We mentioned before that we use matrices to move the camera around the scene. We can also use matrices to move lights. To do this, perform the following steps:

1. Open ch03_02_moving-light.html in your editor. The vertex shader is very similar to the previous diffuse model example. However, there is one extra line:

vec3 light = vec3(uModelViewMatrix * vec4(uLightDirection, 0.0));

2. Here, we are transforming the uLightDirection vector and assigning it to the light variable. Notice that the uLightDirection uniform is a vector with three components (vec3) and that the uModelViewMatrix is a 4x4 matrix. In order to complete the multiplication, we need to transform this uniform into a four-component vector (vec4). We achieve this with the following construct:

vec4(uLightDirection, 0.0);

3. The uModelViewMatrix matrix contains the Model-View transformation matrix. We will see how all this works in Chapter 4, Cameras. For now, suffice to say that this matrix allows us to update vertices’ positions, and in this example, the light's position as well.
4. Take another look at the vertex shader. In this example, we are rotating the sphere and the light. Every time the draw function is invoked, we rotate the modelViewMatrix matrix a little bit on the y-axis:

mat4.rotate(modelViewMatrix, modelViewMatrix, angle * Math.PI / 180, [0, 1, 0]);

5. If you examine the code more closely, you will notice that the modelViewMatrix matrix is mapped to the uModelViewMatrix uniform:

gl.uniformMatrix4fv(program.uModelViewMatrix, false, modelViewMatrix);

6. Run the example in your browser.
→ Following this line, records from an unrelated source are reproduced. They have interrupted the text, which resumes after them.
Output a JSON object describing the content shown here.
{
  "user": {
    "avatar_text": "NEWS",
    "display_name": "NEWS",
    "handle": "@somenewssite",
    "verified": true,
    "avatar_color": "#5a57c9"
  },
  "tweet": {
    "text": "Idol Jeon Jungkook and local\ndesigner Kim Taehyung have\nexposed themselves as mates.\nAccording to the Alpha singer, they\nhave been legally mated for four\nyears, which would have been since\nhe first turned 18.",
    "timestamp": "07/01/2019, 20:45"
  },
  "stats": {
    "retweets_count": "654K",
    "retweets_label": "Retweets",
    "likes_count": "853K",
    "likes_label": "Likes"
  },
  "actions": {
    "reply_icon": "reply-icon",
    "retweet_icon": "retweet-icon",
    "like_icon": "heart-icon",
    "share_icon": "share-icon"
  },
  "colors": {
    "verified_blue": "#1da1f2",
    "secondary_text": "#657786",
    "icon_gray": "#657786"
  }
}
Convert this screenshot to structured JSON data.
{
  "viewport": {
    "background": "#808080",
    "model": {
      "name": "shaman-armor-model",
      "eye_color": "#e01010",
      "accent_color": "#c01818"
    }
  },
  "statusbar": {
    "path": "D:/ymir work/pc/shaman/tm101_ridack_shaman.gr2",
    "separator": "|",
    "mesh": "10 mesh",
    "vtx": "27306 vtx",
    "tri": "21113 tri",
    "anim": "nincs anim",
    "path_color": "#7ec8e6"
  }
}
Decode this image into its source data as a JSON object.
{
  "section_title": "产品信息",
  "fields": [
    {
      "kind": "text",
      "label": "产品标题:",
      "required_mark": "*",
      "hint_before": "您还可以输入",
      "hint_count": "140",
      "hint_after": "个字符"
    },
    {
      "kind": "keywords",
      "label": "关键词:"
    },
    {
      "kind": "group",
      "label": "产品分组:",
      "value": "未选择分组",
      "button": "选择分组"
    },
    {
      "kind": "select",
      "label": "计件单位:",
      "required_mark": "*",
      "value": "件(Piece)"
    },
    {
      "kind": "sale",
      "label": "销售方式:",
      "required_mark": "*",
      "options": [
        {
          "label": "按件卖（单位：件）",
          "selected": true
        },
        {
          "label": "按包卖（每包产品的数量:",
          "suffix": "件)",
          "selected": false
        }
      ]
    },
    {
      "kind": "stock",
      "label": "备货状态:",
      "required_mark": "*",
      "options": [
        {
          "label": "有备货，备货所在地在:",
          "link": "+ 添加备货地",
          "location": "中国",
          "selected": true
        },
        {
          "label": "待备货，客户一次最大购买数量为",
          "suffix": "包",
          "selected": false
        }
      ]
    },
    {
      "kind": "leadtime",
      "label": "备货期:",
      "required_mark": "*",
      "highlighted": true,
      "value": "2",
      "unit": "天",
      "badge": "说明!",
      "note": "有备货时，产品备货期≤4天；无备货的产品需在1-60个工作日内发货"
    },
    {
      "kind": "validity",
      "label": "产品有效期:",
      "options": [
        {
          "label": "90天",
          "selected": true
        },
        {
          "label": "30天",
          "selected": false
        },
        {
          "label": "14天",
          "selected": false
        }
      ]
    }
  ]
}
You will see a sphere and a light source rotating on the y-axis:

7. Look for the initLights function and change the light orientation so that the light is pointing in the negative z-axis direction:

gl.uniform3f(program.uLightDirection, 0, -1, -1);

8. Save the file and run it again. What happened? Change the light direction uniform so that it points to [-1, 0, 0]. Save the file and run it again on your browser. What happened? You should see that changing these values manipulates the light's orientation.
9. Set the light back to the 45-degree angle by changing the uLightDirection uniform so that it returns to its initial value:

gl.uniform3f(program.uLightDirection, 0, -1, -1);

10. Go to draw and find the following line:

mat4.rotate(modelViewMatrix, modelViewMatrix, angle * Math.PI / 180, [0, 1, 0]);

11. Change it to this:

mat4.rotate(modelViewMatrix, modelViewMatrix, angle * Math.PI / 180, [1, 0, 0]);

12. Save the file and launch it again in your browser. What happens? You should notice that the light moves on a different axis.

What just happened?

As you can see, the vector that is passed as the third argument to mat4.rotate determines the axis of the rotation. The first component corresponds to the x-axis, the second to the y-axis, and the third to the z-axis.